At 62…Life on the island

Mike’s and my adventures in Alaska were the high point of our year. When we weren’t in Coffman Cove, we were planning to be here. Our months in Alaska were something we looked forward to all year long.

I still feel that way. I was nervous about being here alone this year. But I quickly found out that I wasn’t alone at all. I am blessed with friends here, and I never take that for granted.

Mike is also ever-present. I feel him more some days than others, but he’s here. It was his wish that I continue to spend half my year here, for as long as I possibly could. I’m praying that I will have many more years here in our cabin at Powells Place. We’ve built a home and a life here.

Here is a little of what it’s like to live on our island, day to day –

We are blessed in Coffman Cove. We have a small grocery, gas and fuel services, a bar, liquor store, church, post office, school and EMTs. There’s a great little restaurant with takeaway and cute picnic tables – the AK-49. We have boat repair and local saw mills. We have carpenters and general tradesmen, and we have a thriving tourist business in cabin rentals and boat charters. We have a farmer’s market at the school greenhouse. There are places to gather in groups, outdoor pavilions, and a good-sized, well-equipped harbor and docks. Pretty awesome for a town of about 200 year-round residents!

That said, for more services, we drive to Klawock and Craig. That’s about 75 – 90 minutes of highway-speed driving to the closest large grocery and full-service gas station. There’s also a market and hardware store in Thorne Bay, as well as a few other small shops. That’s about 1.5 hours away.

In “town”, as we call Craig, we find government services, the bank, hardware store, outdoor store, car mechanic, auto parts store, gift shop, pharmacy, bakery, several restaurants, medical clinic, liquor store, smoke shop, hair salon and much more. You save up your lists, and you make half a dozen stops every time you head for town. This is definitely a place you need to plan ahead!

We have a Facebook group of Coffman folks. Every time someone goes to town, we send out a note. We’re often shopping for each other on our trips – it’s all part of living and working together in a small community.

Grocery store prices are shocking. There’s just no other word. Anything that gets to this island has to be flown, barged or ferried. A carton of ice cream is $10.50. Kraft salad dressing is $4-5. The sandwich meat I buy at home is double the price here. A package of sliced cheese is $6-9, depending on the market. The seltzer water that’s $0.75 a bottle in Ketchikan is $2.89 here.

Yet, the rippled tin that Mike used for our ceilings is cheaper here on the island. The lumber we buy from our local miller is straighter, cheaper and better quality than anything we can get commercially. And oysters from the local oyster farm are affordable and delicious!

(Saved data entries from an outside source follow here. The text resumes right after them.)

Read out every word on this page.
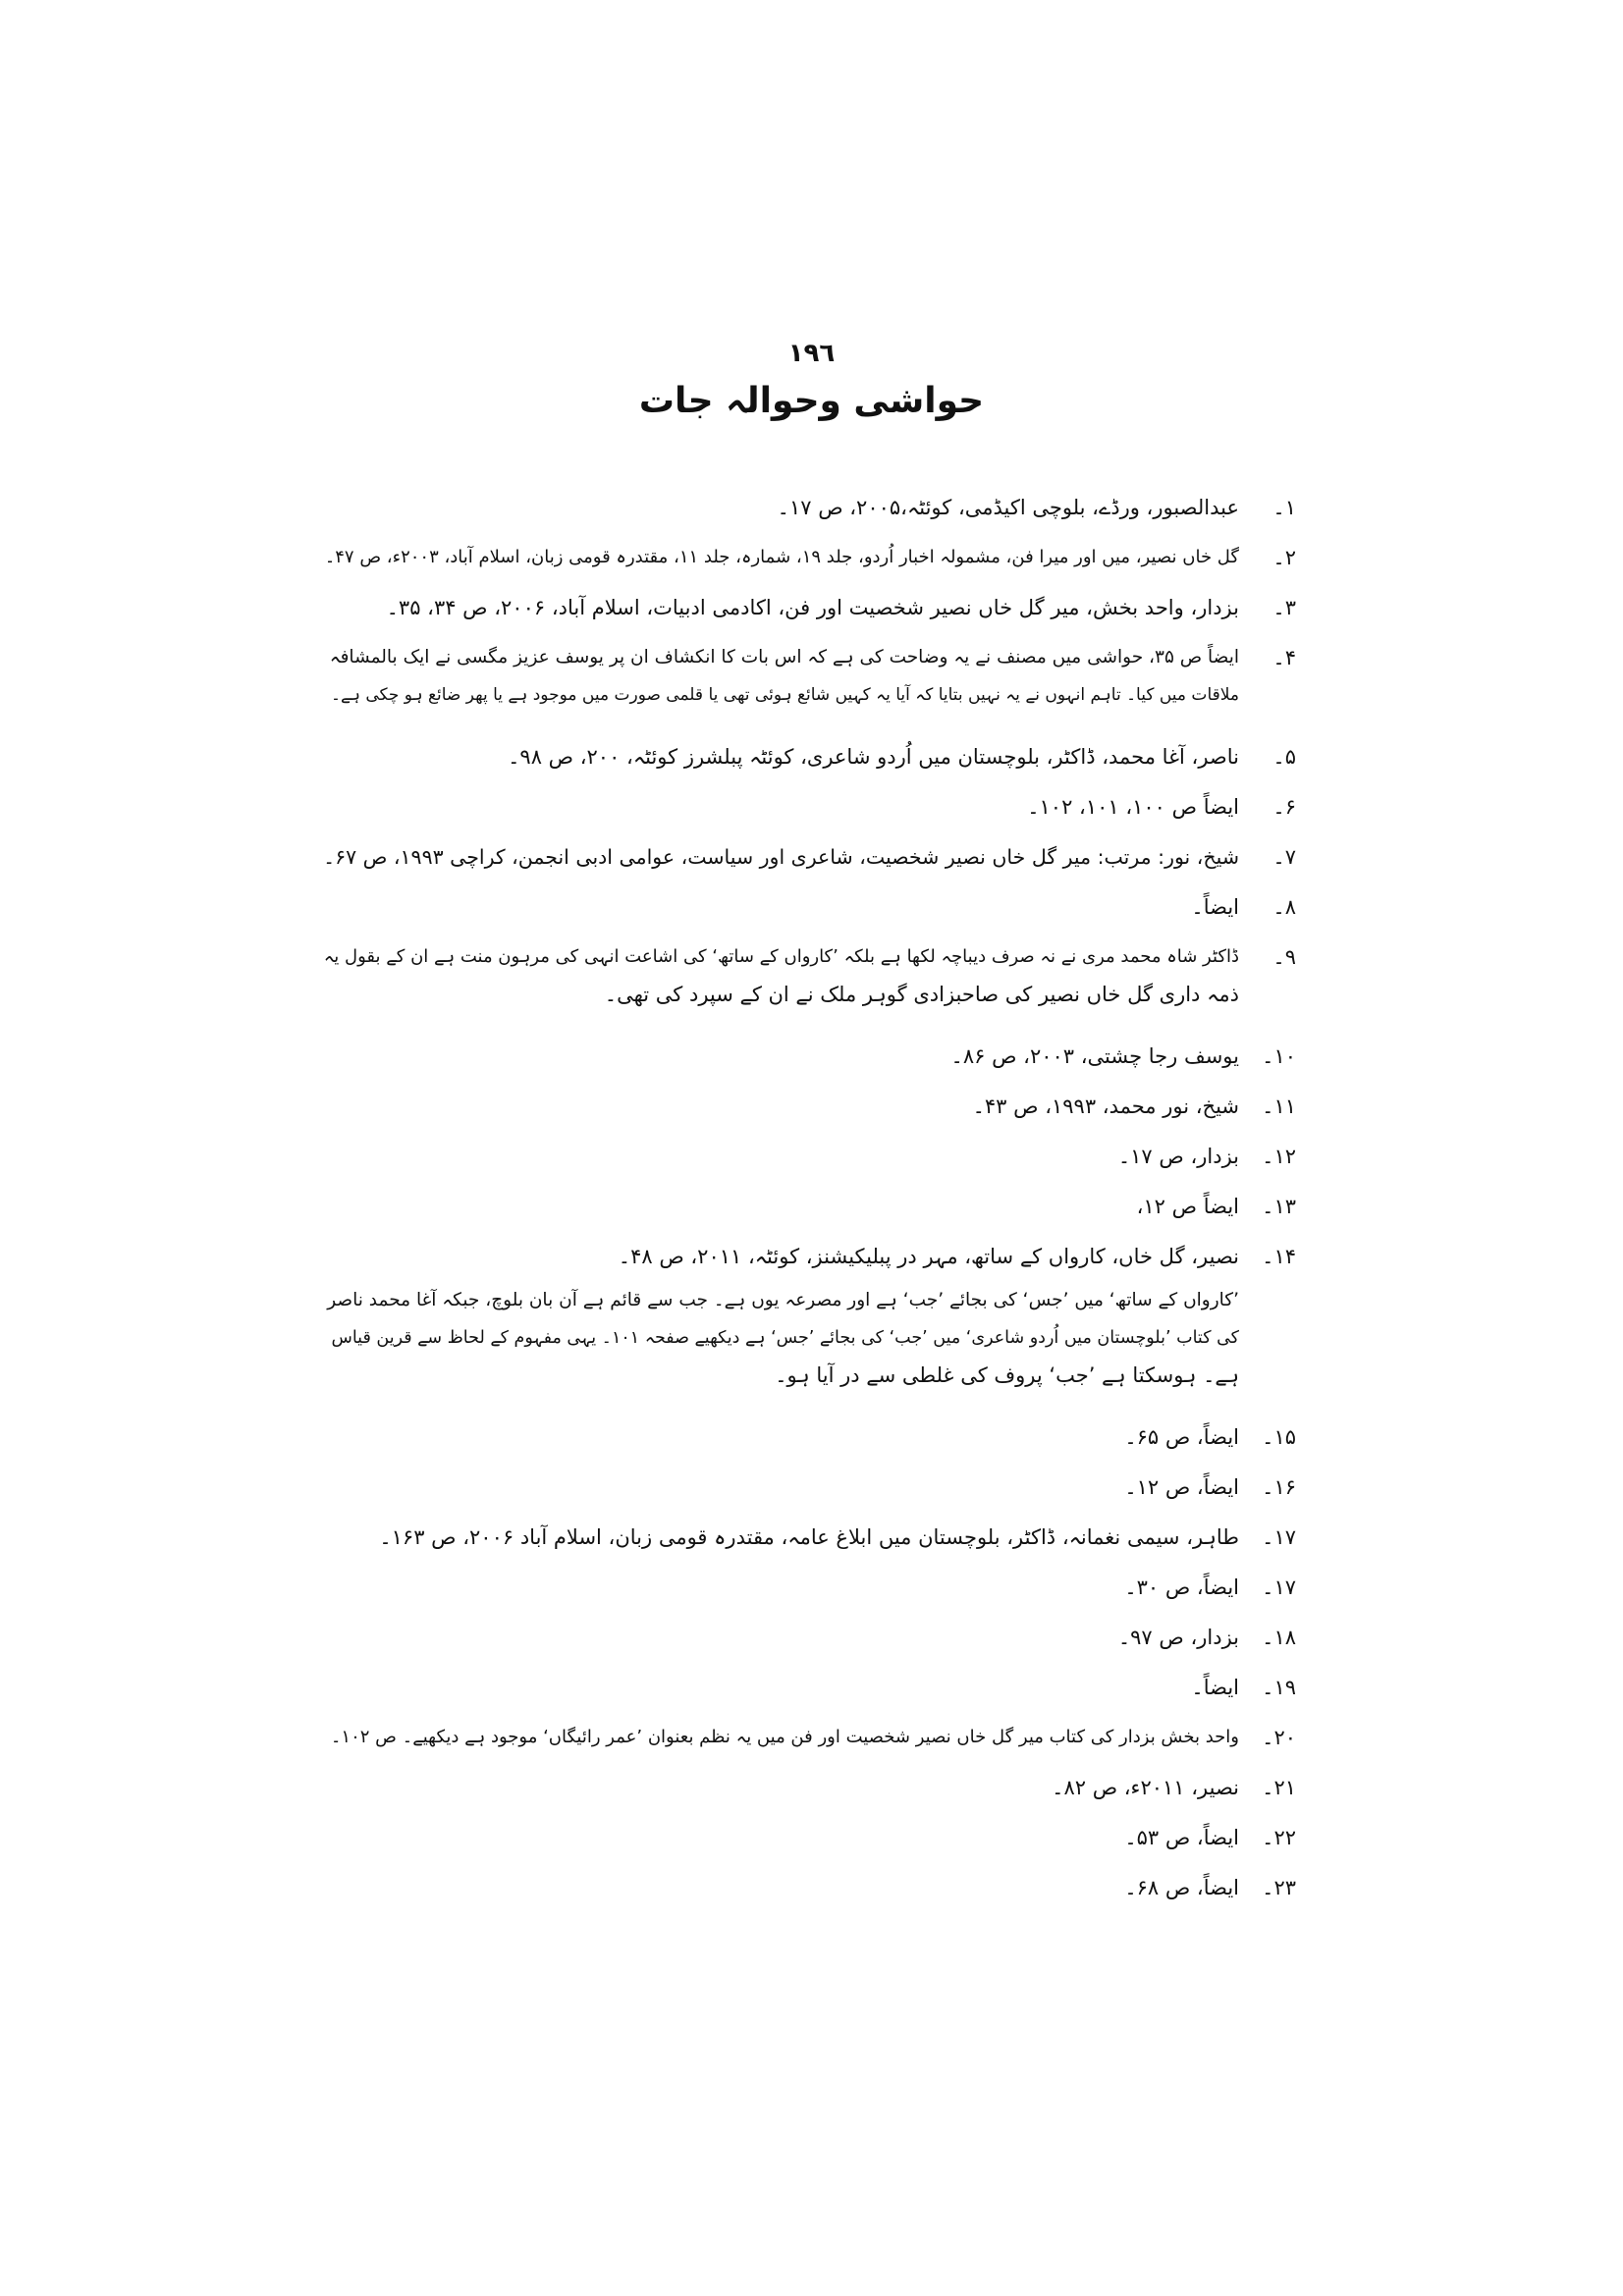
١٩٦
حواشی وحوالہ جات
۱۔
عبدالصبور، ورڈے، بلوچی اکیڈمی، کوئٹہ،۲۰۰۵، ص ۱۷۔
۲۔
گل خاں نصیر، میں اور میرا فن، مشمولہ اخبار اُردو، جلد ۱۹، شمارہ، جلد ۱۱، مقتدرہ قومی زبان، اسلام آباد، ۲۰۰۳ء، ص ۴۷۔
۳۔
بزدار، واحد بخش، میر گل خاں نصیر شخصیت اور فن، اکادمی ادبیات، اسلام آباد، ۲۰۰۶، ص ۳۴، ۳۵۔
۴۔
ایضاً ص ۳۵، حواشی میں مصنف نے یہ وضاحت کی ہے کہ اس بات کا انکشاف ان پر یوسف عزیز مگسی نے ایک بالمشافہ
ملاقات میں کیا۔ تاہم انہوں نے یہ نہیں بتایا کہ آیا یہ کہیں شائع ہوئی تھی یا قلمی صورت میں موجود ہے یا پھر ضائع ہو چکی ہے۔
۵۔
ناصر، آغا محمد، ڈاکٹر، بلوچستان میں اُردو شاعری، کوئٹہ پبلشرز کوئٹہ، ۲۰۰، ص ۹۸۔
۶۔
ایضاً ص ۱۰۰، ۱۰۱، ۱۰۲۔
۷۔
شیخ، نور: مرتب: میر گل خاں نصیر شخصیت، شاعری اور سیاست، عوامی ادبی انجمن، کراچی ۱۹۹۳، ص ۶۷۔
۸۔
ایضاً۔
۹۔
ڈاکٹر شاہ محمد مری نے نہ صرف دیباچہ لکھا ہے بلکہ ’کارواں کے ساتھ‘ کی اشاعت انہی کی مرہون منت ہے ان کے بقول یہ
ذمہ داری گل خاں نصیر کی صاحبزادی گوہر ملک نے ان کے سپرد کی تھی۔
۱۰۔
یوسف رجا چشتی، ۲۰۰۳، ص ۸۶۔
۱۱۔
شیخ، نور محمد، ۱۹۹۳، ص ۴۳۔
۱۲۔
بزدار، ص ۱۷۔
۱۳۔
ایضاً ص ۱۲،
۱۴۔
نصیر، گل خاں، کارواں کے ساتھ، مہر در پبلیکیشنز، کوئٹہ، ۲۰۱۱، ص ۴۸۔
’کارواں کے ساتھ‘ میں ’جس‘ کی بجائے ’جب‘ ہے اور مصرعہ یوں ہے۔ جب سے قائم ہے آن بان بلوچ، جبکہ آغا محمد ناصر
کی کتاب ’بلوچستان میں اُردو شاعری‘ میں ’جب‘ کی بجائے ’جس‘ ہے دیکھیے صفحہ ۱۰۱۔ یہی مفہوم کے لحاظ سے قرین قیاس
ہے۔ ہوسکتا ہے ’جب‘ پروف کی غلطی سے در آیا ہو۔
۱۵۔
ایضاً، ص ۶۵۔
۱۶۔
ایضاً، ص ۱۲۔
۱۷۔
طاہر، سیمی نغمانہ، ڈاکٹر، بلوچستان میں ابلاغ عامہ، مقتدرہ قومی زبان، اسلام آباد ۲۰۰۶، ص ۱۶۳۔
۱۷۔
ایضاً، ص ۳۰۔
۱۸۔
بزدار، ص ۹۷۔
۱۹۔
ایضاً۔
۲۰۔
واحد بخش بزدار کی کتاب میر گل خاں نصیر شخصیت اور فن میں یہ نظم بعنوان ’عمر رائیگاں‘ موجود ہے دیکھیے۔ ص ۱۰۲۔
۲۱۔
نصیر، ۲۰۱۱ء، ص ۸۲۔
۲۲۔
ایضاً، ص ۵۳۔
۲۳۔
ایضاً، ص ۶۸۔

There aren’t any full-service clothing stores here except the thrift shop. No shoe stores. No dry cleaners. No restaurants save sandwiches, fried fish and pizza. Amazon brings most of what we need that we can’t find here, and some folks buy their groceries through the mail from Ketchikan. When we built our addition last year, a lot of the material was barged up from Lowes in Washington state or from the hardware store over in Ketchikan.

For someone who came from the 24/7 world of Houston, it was a shock. It took a minute, but I was fully adjusted to it at the end of my first visit. It’s island time. Nothing happens quickly, and that’s just fine.

I love parties here! They are always potlucks, and these ladies can COOK!! It’s creative cooking, because so many ingredients just aren’t found here. There is a lot of fish, venison, canned goods, homemade bread, jams and jellies. So much good food!

Medical is dicey. There’s a clinic here on the island, and we have an ambulance in Coffman Cove. Mike was part of the team his first year here. There is telemedicine from Seattle, and specialists come up from Seattle every 60 days. That’s how Mike saw his oncologist last summer. There’s a good hospital in Ketchikan, but serious or complicated medical and dental cases are sent to Bellingham or Seattle. Mike and I have air evacuation medical insurance here. It’s a necessity.

That’s just a tiny part of the everyday life here on our island. There’s a caring here, a spirit of community that I’ve never found anywhere else I’ve lived. It’s survival, camaraderie, a pioneer spirit. Kids grow up as kids, in an outdoor world, not at the mall. They learn how to sustain themselves at an early age – fishing, hunting, boating – and they are responsible enough to do most of that on their own as young teenagers. Your character, your sense of humor, and your friendships are what matter, not the price of your clothing or your possessions. It’s a life I love more than I can tell you…at 62.